Oatman, we are wondering where the inmarker is; Two miles ahead? Ten? We have 15 minutes to go and it feels more like it ought to be ten miles away, so we plunge ahead. Next thing we see is Pat and Debi (car 19 — seven minutes ahead of us), creeping along slowly on a switchback just above us with a couple of cars between them and the inmarker. I look at the clock. 9.50 minutes to cover what appears to be less than 0.2 mile on a steep uphill grade. We are not supposed to stop either, remember? Now, this is going to be a big problem. Plus there’s this spotter dude, looking for cars that stop moving before the inmarker. Cruel. I round the last hairpin heading up the hill to the inmarker. We’ve still got 5.50 on the clock with about 500 feet to go; though it looks like only 50. By this time the smell of the clutch has turned to billows of putrid white smoke coming out from under the 928. It seems like forever. The spotter is looking at our car but can’t see it for the smoke. I am ready to bail as I hear my poor car crying out “Please, no more!” I reassure it, and promise it ANYTHING in return. Things would have been better if we had chucked the rally earlier and I could just be nine minutes early.

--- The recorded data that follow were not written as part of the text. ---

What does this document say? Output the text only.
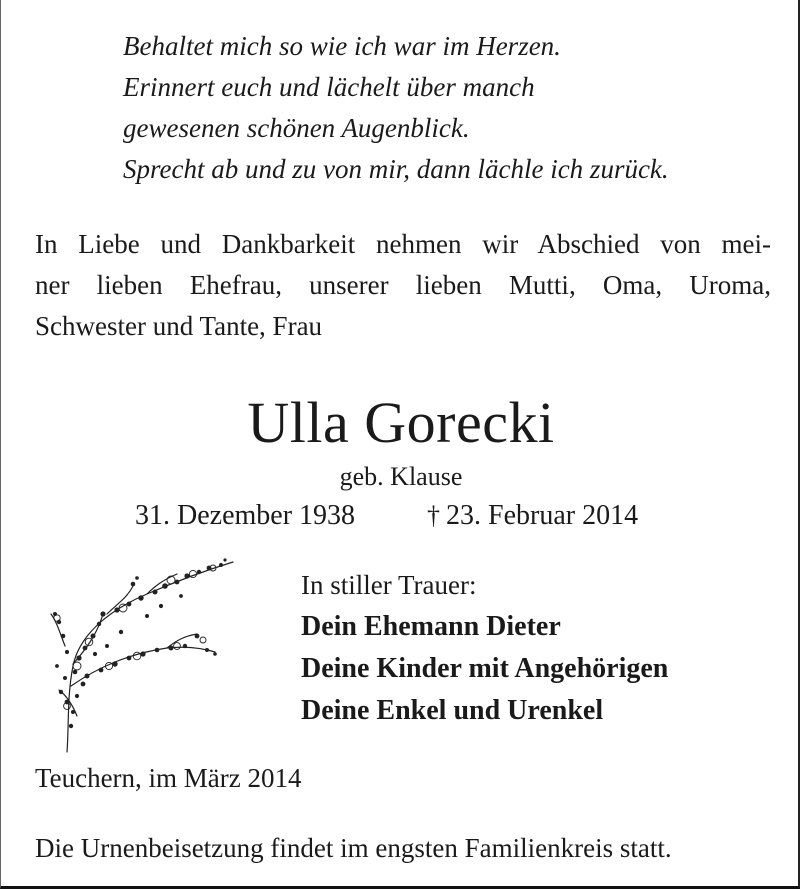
Behaltet mich so wie ich war im Herzen.
Erinnert euch und lächelt über manch
gewesenen schönen Augenblick.
Sprecht ab und zu von mir, dann lächle ich zurück.
In Liebe und Dankbarkeit nehmen wir Abschied von mei-
ner lieben Ehefrau, unserer lieben Mutti, Oma, Uroma,
Schwester und Tante, Frau
Ulla Gorecki
geb. Klause
31. Dezember 1938	† 23. Februar 2014
In stiller Trauer:
Dein Ehemann Dieter
Deine Kinder mit Angehörigen
Deine Enkel und Urenkel
Teuchern, im März 2014
Die Urnenbeisetzung findet im engsten Familienkreis statt.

But we had a string of seven perfect zeros to protect. “Steve, ya know what?” “What?” “It’s gonna be time to cross that %*\^(#* hose, and I’m gonna have the clutch all the way out, and the gas floored, and the car is just gonna roll backwards down the hill.” “Uh-oh. Say Paul, you got that fire extinguisher handy?”

6:44.38am

Hose crossing finally. In a tremendous cloud of stifling smoke. And believe it or not, another zero. Thankfully we were at the summit so I could coast down the far side. As we arrived at the breakfast stop in Kingman, everyone in the parking lot held their noses. We got the same treatment in the restaurant since our clothes had been totally polluted by that volcanic eruption beneath the 928. Normally I like to catch a nap at the break, but it took all of 45 minutes just to get some intercoursin’ orange juice and wash my face. Besides, I couldn’t imagine it being restful inside the still smoldering, reeking car. Driving North on US 93 while Steve dozed, I was truly grateful for that disgusting, vintage Twentynine Palms coffee. The last standoff (SO9) was located at the lookout point on the Nevada side of Hoover Dam. We got our compass bearing from a photograph identifying the inmarker since it was daytime now, and flashing lights only work at night. The clutch was toast: in fourth gear I could press on the accelerator and watch the tach swing up without the car’s speed changing. It was imperative to carefully budget our time so as to minimize creeping. We were dazed and tired, yet we could almost taste the win. Anxiously pacing ourselves, and counting down the minutes and miles to the inmarker, we missed a turn. Fully a mile later we realized our mistake. Time again for the EBT, and I pressed the pedal as hard as I dared, just short of igniting the miserable clutch while we dashed back trying to catch up. We passed creeping rallyists; car number 39, car 36, … where the hell is that inmarker? The clock was counting down rapidly; the road was crawling by imperceptibly, yet the scenery was a blur…

9:52.86am

At last the final hose. And our score? 2.58 late. It could have been 0.05 or 5.00, it wouldn’t have mattered. We had managed to snatch defeat out of the jaws of victory.

11:00am

At the hotel, we collapsed, exhausted. After we stopped beating ourselves up, we realized what an impressive performance we did. And started to strategize about next year. The new compass was a definite improvement. Steve navigating and me driving seems to be an effective team. What about vehicles? The Land Rover is tempting; comfortable, roomy, good visibility, heater that works. Plus, an automatic transmission which makes creeping off the last fraction of a mile easy. Or fix the heater in the 911 Turbo? A bit small, but a thrilling ride. Maybe take the 928 again since we need to repair the clutch in it anyway (I figure that last part of Leg 8 was about $20,000 per mile). One thing’s for sure: we’ll be there in ‘99 ready for another 14 hours of blissful insomnia!